Glocken der Achtsamkeit können sein:
• Kirchenglocken
• die Rufe der Muezzin in Moscheen
• Polizeisirenen
• rote Ampeln
• Zebrastreifen
• Bushaltestellen, an denen wir warten
• Supermarktkassen, an denen wir in der Schlange stehen
• Bildschirmschoner
• Computerprogramme, die die PC- Tastatur regelmäßig für einige Minuten sperren (In der sanften Variante kann man sie selbst wieder entsperren, in der Hardcore-Variante muss man warten, bis das Programm es tut.)
• Erinnerungszettel an sichtbaren Plätzen in Wohnung oder Büro mit entsprechenden Merksätzen oder Versen.

Meditation beim Schlangestehen

Meinen Atem im Heben und Senken des Bauches spürend, nehme ich wahr, dass ich am Ende einer Reihe von Menschen am Postschalter stehe, meine Füße, fest auf dem Boden, stehen schulterbreit auseinander, ich spüre Anspannung im Bauch – und suche sie zu lösen, atme in die Anspannung hinein; mein Gesicht ist angespannt, die Mundwinkel nach unten gezogen, ich versuche sie in einem Halb-Lächeln zu entspannen.

Den Atem spürend, sehe ich die Menschen vor mir, sehe ... Den Atem spürend, merke ich, wie der Gedanke: »Wie kann man nur so langsam sein und nicht vorher wissen, was man genau will«, durch mein Bewusstsein zieht und ein Gefühl des Ärgers auslöst.

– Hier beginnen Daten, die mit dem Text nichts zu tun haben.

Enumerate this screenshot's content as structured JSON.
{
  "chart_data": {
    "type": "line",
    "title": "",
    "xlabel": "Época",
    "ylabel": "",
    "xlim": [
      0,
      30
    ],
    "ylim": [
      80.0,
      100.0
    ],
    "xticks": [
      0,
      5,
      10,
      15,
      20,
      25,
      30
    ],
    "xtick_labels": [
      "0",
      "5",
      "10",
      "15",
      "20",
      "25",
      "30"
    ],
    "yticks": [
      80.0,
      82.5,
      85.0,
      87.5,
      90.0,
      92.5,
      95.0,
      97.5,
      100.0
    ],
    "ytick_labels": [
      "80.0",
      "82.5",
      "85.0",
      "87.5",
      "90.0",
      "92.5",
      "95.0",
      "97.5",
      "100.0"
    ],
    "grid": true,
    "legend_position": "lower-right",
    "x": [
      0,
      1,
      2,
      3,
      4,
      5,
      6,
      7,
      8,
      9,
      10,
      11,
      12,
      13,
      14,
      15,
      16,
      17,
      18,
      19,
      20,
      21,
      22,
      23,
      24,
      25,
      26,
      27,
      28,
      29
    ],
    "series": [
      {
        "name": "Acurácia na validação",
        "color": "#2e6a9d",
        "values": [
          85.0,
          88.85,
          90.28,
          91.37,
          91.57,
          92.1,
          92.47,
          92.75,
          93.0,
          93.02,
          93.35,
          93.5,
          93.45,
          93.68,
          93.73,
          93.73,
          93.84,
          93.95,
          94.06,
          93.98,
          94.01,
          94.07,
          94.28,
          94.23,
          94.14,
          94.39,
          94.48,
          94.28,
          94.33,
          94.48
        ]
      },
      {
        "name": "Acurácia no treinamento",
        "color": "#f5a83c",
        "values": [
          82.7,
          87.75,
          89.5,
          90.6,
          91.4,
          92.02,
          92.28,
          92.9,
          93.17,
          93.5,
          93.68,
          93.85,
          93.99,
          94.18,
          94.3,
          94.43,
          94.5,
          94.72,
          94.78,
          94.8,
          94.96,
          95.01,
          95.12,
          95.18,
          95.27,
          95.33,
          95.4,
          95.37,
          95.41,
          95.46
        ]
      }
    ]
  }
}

Den Atem spürend, lasse ich den Ärger los und wende
meine Aufmerksamkeit wieder dem Heben und Senken der
Bauchdecke zu. Den Gedanken: »Diesen Idioten sollte man ...«, lasse ich los, bevor ich ihn zu Ende gedacht habe, und spüre wieder den Atem. Ich sehe die Menschen vor mir und spüre auf einmal ein Gefühl der Verbundenheit und des Mitgefühls:
Uns hat es hier in dieser Schlange zusammengeführt. Wir alle sind in unseren eigenen Gedankenwelten und Fantasien verfangen, erleben Ungeduld und Ärger, dabei wollen wir eigentlich alle nur glücklich sein und schaffen das doch nur so selten.
Ich spüre meinen Atem, sehe, dass der Mensch vor mir ein,
zwei Schritte nach vorn geht, hebe den rechten Fuß, bringe ihn ein Stück nach vorne und setze ihn dann auf, hebe den rechten Fuß und verfahre ebenso.
Nehme den Gedanken wahr: »Die könnten doch wirklich noch einen zweiten Schalter aufmachen, statt immer nur den Service zu verschlechtern«, der von einem erneuten Gefühl heftigen Ärgers begleitet wird, und spüre wieder den Atem, spüre das irgendwie warme, vertraute Gefühl des Hebens und Senkens der Bauchdecke ... Ich trete an den Schalter, sehe die Frau auf der anderen Seite freundlich an, lächle und sage ...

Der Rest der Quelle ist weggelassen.